Ever since the roll-out of the Google Penguin update last year, there has been a debate going on among online marketers as to what is the right way forward with regard to promoting websites on the internet. Some say that because of Penguin’s clamp down on low quality links and web spam, old-skool link building is dead, and that content marketing is only way forward. Others say that content marketing is a red herring, and that traditional link building is still a viable strategy. Still others proclaim that a combination of the two is only way to go; this is my view.
The Growth of Content Marketing
Content marketing is not a new concept – it has been around for over 100 years. One of the first recognised forays into content marketing is seen as the Michelin Restaurant Guides, made for the first time in 1900; they were made by a tyre company (!), for the benefit of motorists who travelled the country, and were looking for places to eat. Michelin tyres were early pioneers in producing content in a “boring” industry; they did the now common tactic of looking for content ideas in a niche adjacent to theirs (restaurants), rather than endlessly struggling to say something interesting about tyres.
The term “content marketing” has become very much a buzzword in SEO circles over the last couple of years, and is sometimes treated as if it is a new idea, when obviously it’s not. It is a new concept to many SEO’s however. The main idea behind content marketing is that rather than spamming Google with thousands of low quality paid for, automated, links, or manually going out and begging, buying or stealing links for your website, you actually provide something of value to your users on the web. Rather than using the traditional “push” or “outbound” marketing of old, where it’s all “me, me, me!”, pushing marketing at people who don’t want to see it, you instead meet people where marketing has traditionally said that they need to be met – at the point of the customer’s need.
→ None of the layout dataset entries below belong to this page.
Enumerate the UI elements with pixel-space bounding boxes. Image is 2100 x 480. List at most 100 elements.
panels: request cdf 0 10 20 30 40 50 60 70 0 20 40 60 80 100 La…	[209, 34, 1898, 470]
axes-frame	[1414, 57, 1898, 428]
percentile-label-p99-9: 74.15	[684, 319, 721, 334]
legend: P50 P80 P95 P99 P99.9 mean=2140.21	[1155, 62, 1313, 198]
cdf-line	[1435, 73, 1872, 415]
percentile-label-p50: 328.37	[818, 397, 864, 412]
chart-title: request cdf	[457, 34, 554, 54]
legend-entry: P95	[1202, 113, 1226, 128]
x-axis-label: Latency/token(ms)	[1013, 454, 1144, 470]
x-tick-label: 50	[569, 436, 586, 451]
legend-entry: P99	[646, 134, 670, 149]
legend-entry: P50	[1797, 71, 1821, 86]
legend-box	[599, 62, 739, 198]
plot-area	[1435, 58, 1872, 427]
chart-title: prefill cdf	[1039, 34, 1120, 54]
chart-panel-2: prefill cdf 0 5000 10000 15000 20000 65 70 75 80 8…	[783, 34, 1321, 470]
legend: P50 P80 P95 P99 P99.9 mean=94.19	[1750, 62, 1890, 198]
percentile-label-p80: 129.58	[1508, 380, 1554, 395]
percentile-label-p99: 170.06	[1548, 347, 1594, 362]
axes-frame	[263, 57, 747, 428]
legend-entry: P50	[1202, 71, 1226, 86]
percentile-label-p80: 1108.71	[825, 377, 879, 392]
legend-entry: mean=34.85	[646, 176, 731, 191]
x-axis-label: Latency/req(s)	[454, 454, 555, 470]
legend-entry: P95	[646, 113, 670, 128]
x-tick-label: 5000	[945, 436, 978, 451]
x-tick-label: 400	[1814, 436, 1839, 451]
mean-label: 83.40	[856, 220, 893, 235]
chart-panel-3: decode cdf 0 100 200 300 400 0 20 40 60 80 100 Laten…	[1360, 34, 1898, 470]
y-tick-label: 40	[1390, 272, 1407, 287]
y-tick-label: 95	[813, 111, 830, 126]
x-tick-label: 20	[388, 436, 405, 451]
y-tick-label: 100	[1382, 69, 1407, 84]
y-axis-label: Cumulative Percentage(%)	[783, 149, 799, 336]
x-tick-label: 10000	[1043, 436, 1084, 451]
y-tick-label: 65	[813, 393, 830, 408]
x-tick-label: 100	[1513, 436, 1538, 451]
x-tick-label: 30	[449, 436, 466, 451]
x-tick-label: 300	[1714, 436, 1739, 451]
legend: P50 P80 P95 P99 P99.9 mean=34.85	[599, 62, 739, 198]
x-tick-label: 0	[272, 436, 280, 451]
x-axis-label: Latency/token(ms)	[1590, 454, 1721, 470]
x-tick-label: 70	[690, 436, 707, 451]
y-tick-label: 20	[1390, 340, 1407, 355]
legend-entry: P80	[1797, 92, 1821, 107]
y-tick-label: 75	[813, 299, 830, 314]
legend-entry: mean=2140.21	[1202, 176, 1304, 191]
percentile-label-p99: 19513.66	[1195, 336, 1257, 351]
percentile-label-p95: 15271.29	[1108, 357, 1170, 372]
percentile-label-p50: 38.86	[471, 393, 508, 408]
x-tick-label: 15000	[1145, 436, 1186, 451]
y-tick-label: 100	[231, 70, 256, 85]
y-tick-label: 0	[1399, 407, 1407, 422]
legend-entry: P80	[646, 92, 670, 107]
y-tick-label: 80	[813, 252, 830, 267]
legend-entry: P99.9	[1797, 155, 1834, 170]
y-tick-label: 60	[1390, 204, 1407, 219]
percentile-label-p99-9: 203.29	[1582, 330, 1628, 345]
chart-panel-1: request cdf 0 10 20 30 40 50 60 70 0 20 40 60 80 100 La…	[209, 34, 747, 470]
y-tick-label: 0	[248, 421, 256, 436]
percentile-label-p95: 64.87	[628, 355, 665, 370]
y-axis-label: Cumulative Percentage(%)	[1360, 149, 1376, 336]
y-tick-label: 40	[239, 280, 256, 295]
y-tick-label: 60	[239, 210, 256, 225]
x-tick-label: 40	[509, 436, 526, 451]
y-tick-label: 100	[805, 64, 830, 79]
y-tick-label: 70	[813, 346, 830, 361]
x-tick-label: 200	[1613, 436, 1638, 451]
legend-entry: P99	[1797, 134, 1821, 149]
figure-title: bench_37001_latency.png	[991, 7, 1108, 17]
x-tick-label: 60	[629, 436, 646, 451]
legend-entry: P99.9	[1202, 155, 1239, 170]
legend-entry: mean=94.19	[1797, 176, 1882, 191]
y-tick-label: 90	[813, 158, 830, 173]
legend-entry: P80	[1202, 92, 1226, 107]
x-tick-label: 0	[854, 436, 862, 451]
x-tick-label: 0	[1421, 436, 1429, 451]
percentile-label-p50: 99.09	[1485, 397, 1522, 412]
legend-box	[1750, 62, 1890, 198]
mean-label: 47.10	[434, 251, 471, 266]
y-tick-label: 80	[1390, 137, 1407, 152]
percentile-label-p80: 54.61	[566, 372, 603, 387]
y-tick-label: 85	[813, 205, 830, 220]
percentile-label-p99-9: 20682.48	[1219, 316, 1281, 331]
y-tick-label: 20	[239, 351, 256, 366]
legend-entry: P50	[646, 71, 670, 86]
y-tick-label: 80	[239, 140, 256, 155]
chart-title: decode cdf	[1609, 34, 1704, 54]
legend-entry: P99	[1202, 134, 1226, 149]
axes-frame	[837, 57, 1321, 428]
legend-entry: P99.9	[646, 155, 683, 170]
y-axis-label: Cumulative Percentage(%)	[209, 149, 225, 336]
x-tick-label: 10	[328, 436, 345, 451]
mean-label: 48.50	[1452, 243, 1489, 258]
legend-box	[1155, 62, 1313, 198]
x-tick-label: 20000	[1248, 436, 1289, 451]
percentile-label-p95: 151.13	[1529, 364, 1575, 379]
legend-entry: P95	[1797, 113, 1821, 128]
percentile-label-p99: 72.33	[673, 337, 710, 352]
Example: a luxury holiday company has been trying traditional SEO tactics to some success, but wants to take things to the next level; so they start hiring writers to write content for their site; specifically, histories of the countries they are selling holidays to. Users start to click on these histories as they research and plan their holidays, and trust begins to grow between these users and the tour operator, and they are more likely to purchase with them because they have engaged with the content and trust the brand more. That’s the concept in a nutshell; it’s all about earning interest and trust with users and customers, rather than begging, borrowing or buying it. It’s about being a great brand, not pretending to be one.
The Death of Link Building?
IMHO, the death of SEO and link building has been greatly exaggerated. Yes, since Panda and Penguin , a certain type of link building has been consigned to the waste bin (where it had always been, really – Penguin just nailed the last nail in the coffin) – I’m talking mass directory submissions, article marketing, forum and comment spam, plus all the other automated crap that black hatters seem to pollute the web with. Since Penguin, very few SEO’s are selling these tactics to their clients. Talk of content marketing has taken over.
But white-hat link building is different – these white hatters take the manual approach, sourcing out link prospects individually, tailoring outreach individually, and looking to partner with sites, not just spam them with crap. This type of link building, which is more aligned with traditional marketing, has a future. Indeed, the future seems to be in a hybrid of content marketing and link building….
Content and Link building Together – The Future?
Many content marketers seem to forget the fact the term “content marketing” has the word “marketing” in; they just presume that if the content is good enough, then the “build it and they will come” philosophy will prevail. This is true in some cases, in most this is simply not true.
Yes, you have to build great content, but you have to market it as well. One of my favourite definitions of marketing is “creating something remarkable, then telling people about it,” This so true – you have to push your content out there, bang the drum, and get the word out there. In the online world, this largely means link building (in addition to social and other promotion – basically inbound marketing).
So we can see that the battle between content marketing and SEO/link building is not really a battle at all – the best long term strategy for success is a combination of both.